Having a robust fraud control framework is critical to ensuring organisations provide adequate mitigation to minimise the risk of fraud occurring. The key components of a fraud prevention framework are outlined in Australia-New Zealand corporate governance standards specific to fraud and corruption (AS 8001-2003 & 8001-2008) in the form of prevention, detection and response mechanisms. Broadly, these mechanisms require:

  • A clear and visible commitment from senior management towards fraud prevention and a zero tolerance to fraud.
  • A sound policy framework and, underneath this, policies that provide clear and concise guidance to all staff on fraud and fraud-associated matters and outline clear roles and responsibilities for fraud prevention.
  • Established and well-controlled processes and systems that reduce the risk of fraud occurring to a minimum. However, while an organisation will benefit from a suite of fraud prevention measures, no organisation will be able to mitigate their fraud risks to zero.
  • Fraud specific procedures that allow for the identification, collation and reporting of instances of fraud and the ongoing monitoring of remedial actions arising from such instances.
  • Fraud awareness-raising activities and training (in ethics or code of conduct, privacy principles, fraud control activities).

The framework in effect helps organisations document what the expected behaviours are, and how it will ensure appropriate behaviour on an on-going basis. Should staff and/or others deviate from what’s expected, then the organisation is clear on how it will respond. This clarifies, for those who commit fraud and those who want to report fraud, what to expect in relation to organisational response.

The survey indicates that New Zealand public sector entities show a high awareness of the risk of fraud.

Some organisations seemingly have mature and connected policies and approaches to mitigating the risk of fraud, and in the main these appear to be the bigger agencies. However, many organisations appear to take comfort from the fact that they have not suffered fraud in the recent past and there is some additional sense that small entities do not see the need for formal policies and frameworks, tending to rely on their smallness and notion of the “trusted employee” as mitigation against fraud. Many instances of internal fraud have been committed by trusted employees.

All organisations should have a Code of Conduct. It is often the one document that sets out both the expected behaviours and the consequences for misconduct. The Code of Conduct is often the hub for other relevant policies, e.g. fraud policy. A total of 91.6% of respondents said that their organisation had a Code of Conduct.  79% of respondents said that their organisation had a specific fraud policy. However, to be effective they need to be regularly communicated, and this is often where organisations can improve. Fewer respondents indicated that their fraud policy (64.3%) and Code of Conduct (69.7%) were communicated regularly.

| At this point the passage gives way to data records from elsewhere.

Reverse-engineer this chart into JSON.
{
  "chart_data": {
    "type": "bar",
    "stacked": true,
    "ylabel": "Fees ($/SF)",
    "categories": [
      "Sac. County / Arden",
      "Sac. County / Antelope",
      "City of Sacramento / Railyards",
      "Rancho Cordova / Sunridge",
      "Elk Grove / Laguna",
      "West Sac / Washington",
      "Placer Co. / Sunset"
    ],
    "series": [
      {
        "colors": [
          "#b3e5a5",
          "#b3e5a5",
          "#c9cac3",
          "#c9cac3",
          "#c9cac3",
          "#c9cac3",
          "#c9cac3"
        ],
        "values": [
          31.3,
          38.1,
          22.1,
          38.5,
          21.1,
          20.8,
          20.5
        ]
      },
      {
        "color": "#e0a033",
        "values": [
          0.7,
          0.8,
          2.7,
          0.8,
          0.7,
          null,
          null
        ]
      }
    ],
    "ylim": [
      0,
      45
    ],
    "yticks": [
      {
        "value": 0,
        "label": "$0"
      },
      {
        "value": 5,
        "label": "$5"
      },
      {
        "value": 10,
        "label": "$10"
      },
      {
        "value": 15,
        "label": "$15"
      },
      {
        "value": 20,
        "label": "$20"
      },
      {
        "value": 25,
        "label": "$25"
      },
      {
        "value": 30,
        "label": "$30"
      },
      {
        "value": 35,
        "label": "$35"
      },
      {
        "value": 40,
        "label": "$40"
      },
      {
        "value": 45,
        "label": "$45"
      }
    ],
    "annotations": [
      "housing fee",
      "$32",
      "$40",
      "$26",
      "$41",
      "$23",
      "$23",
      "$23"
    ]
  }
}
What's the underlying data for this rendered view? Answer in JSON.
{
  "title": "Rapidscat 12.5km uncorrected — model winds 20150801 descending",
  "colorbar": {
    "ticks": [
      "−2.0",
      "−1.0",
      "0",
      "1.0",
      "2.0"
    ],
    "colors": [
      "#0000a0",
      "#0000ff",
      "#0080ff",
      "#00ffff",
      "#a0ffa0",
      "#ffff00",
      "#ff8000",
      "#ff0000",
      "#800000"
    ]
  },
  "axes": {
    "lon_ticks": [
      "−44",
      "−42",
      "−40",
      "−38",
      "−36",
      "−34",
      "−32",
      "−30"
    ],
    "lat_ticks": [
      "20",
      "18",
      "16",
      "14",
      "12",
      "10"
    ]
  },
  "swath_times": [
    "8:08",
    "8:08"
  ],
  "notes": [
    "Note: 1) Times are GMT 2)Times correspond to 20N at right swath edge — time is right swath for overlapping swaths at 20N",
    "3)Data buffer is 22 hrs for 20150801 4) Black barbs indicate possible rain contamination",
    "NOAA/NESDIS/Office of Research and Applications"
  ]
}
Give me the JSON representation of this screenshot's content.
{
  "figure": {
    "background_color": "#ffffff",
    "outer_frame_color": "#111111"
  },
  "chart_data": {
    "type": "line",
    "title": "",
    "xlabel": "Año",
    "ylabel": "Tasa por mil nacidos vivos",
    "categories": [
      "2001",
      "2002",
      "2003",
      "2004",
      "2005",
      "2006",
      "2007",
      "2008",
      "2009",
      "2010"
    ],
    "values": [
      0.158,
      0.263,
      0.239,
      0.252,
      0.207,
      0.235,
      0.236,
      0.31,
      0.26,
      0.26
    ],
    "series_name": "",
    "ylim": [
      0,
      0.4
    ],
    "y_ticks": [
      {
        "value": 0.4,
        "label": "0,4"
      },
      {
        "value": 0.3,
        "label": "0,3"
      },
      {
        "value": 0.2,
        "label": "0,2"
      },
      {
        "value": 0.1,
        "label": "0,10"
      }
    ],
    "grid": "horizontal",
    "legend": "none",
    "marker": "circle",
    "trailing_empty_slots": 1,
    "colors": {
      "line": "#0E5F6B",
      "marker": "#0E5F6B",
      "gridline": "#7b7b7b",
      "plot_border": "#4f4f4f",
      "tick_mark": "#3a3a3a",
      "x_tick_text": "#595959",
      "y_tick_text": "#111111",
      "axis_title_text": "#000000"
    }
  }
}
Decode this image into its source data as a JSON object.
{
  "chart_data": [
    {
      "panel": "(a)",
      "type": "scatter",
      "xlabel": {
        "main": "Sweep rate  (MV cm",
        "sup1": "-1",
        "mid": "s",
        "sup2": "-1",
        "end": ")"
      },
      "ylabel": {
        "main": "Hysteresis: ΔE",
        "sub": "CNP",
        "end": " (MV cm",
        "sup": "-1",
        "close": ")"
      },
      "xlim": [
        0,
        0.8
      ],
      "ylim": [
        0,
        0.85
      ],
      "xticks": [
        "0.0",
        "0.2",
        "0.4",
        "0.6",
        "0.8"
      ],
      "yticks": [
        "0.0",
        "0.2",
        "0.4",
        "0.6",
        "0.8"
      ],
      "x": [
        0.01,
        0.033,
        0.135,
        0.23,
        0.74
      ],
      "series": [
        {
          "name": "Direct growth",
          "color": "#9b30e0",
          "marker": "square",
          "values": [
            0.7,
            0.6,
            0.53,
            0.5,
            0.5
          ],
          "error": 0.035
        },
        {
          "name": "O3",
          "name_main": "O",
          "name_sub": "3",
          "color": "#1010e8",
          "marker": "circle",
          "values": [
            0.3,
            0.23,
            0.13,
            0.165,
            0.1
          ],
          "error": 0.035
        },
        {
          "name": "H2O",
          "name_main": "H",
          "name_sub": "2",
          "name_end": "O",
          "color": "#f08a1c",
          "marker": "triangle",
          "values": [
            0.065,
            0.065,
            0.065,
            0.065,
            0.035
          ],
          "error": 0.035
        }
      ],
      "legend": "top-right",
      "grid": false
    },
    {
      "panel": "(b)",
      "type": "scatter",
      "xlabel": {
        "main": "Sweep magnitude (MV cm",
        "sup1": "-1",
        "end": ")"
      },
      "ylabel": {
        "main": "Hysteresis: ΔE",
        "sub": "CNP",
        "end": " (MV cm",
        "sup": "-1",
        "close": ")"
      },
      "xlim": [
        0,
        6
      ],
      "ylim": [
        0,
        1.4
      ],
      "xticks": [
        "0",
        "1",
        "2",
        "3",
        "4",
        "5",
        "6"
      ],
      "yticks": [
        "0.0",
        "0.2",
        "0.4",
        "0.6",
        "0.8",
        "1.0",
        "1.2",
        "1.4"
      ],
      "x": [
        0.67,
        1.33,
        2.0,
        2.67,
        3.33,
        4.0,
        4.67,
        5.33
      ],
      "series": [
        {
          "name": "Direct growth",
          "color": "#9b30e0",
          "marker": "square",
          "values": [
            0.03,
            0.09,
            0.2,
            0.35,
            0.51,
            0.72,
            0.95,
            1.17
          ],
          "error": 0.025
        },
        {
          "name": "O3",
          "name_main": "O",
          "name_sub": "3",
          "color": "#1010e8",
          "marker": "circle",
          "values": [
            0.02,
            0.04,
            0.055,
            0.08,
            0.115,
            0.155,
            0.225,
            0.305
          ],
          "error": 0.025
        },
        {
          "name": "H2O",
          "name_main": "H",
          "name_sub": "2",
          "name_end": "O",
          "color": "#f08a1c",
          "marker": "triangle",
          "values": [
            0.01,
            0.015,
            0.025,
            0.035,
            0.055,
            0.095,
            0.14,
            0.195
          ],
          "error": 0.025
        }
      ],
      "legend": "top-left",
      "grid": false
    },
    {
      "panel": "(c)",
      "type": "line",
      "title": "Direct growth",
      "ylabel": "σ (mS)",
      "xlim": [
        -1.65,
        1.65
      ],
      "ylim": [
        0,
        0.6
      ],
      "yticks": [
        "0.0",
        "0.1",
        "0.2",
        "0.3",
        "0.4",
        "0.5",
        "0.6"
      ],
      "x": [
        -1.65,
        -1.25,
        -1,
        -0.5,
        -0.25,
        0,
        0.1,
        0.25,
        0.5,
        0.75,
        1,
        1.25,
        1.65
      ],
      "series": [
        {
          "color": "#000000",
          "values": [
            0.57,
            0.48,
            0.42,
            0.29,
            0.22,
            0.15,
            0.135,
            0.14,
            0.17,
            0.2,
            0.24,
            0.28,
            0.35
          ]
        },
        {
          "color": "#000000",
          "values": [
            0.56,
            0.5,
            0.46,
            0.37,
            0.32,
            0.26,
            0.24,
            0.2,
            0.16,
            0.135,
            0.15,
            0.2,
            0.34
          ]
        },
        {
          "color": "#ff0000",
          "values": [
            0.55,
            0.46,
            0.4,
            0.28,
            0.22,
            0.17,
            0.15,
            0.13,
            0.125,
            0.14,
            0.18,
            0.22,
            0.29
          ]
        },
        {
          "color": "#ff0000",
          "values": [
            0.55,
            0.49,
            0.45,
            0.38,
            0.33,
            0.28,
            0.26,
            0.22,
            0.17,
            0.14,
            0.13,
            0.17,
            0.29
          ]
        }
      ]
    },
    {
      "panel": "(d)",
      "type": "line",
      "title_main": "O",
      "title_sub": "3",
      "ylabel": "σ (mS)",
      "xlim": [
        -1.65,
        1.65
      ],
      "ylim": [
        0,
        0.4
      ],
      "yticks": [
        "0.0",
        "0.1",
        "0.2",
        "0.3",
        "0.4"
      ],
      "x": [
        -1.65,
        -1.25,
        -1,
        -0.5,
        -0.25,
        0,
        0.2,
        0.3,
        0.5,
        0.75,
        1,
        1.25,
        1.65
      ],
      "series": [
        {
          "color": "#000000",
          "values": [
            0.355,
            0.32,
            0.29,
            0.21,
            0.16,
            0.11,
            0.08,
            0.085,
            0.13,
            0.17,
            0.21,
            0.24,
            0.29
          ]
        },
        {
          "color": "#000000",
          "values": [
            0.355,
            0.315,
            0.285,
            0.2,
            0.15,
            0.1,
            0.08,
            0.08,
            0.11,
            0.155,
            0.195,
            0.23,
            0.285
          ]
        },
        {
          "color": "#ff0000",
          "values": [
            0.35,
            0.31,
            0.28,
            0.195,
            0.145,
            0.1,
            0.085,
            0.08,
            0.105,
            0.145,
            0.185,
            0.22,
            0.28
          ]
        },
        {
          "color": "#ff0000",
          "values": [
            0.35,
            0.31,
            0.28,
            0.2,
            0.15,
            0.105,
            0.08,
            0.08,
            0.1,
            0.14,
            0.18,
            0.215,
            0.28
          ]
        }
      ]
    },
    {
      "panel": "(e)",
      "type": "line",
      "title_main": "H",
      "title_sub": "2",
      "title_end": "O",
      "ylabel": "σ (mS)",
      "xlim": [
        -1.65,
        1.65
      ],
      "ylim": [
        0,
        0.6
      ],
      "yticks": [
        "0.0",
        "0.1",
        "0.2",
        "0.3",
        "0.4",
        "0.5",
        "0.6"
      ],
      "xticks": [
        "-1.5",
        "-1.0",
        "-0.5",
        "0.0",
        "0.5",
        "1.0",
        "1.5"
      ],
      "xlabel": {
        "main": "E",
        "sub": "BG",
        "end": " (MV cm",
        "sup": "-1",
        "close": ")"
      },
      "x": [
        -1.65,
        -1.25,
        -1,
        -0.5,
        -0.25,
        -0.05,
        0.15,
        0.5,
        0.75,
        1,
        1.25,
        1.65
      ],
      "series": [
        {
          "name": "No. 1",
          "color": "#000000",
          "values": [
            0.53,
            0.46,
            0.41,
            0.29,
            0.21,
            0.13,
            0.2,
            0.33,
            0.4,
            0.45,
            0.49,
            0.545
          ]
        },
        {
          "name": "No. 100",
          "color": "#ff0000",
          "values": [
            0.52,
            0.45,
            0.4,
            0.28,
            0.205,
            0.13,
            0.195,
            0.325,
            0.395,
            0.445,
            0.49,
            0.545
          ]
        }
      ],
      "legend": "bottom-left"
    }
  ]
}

Organisations are often reluctant to discuss the potential for fraud, generally because it’s not a “top-of-mind” risk until it occurs and sometimes because of its negative connotations. This may in some part explain a noticeable finding of the survey that 73.9% of respondents said that they had not received fraud awareness training at their current organisation. Of those who had received training, 16.5% had received training in the previous six months, 33.2% in the previous 12 months and, for a quarter of respondents, over two years ago.

Employees are an organisation’s greatest weapon in the prevention of fraud. A significant amount of fraud is not detected in the early stages because of the inability of the organisation’s staff to recognise early warning signs or because they were unsure how to report their suspicions.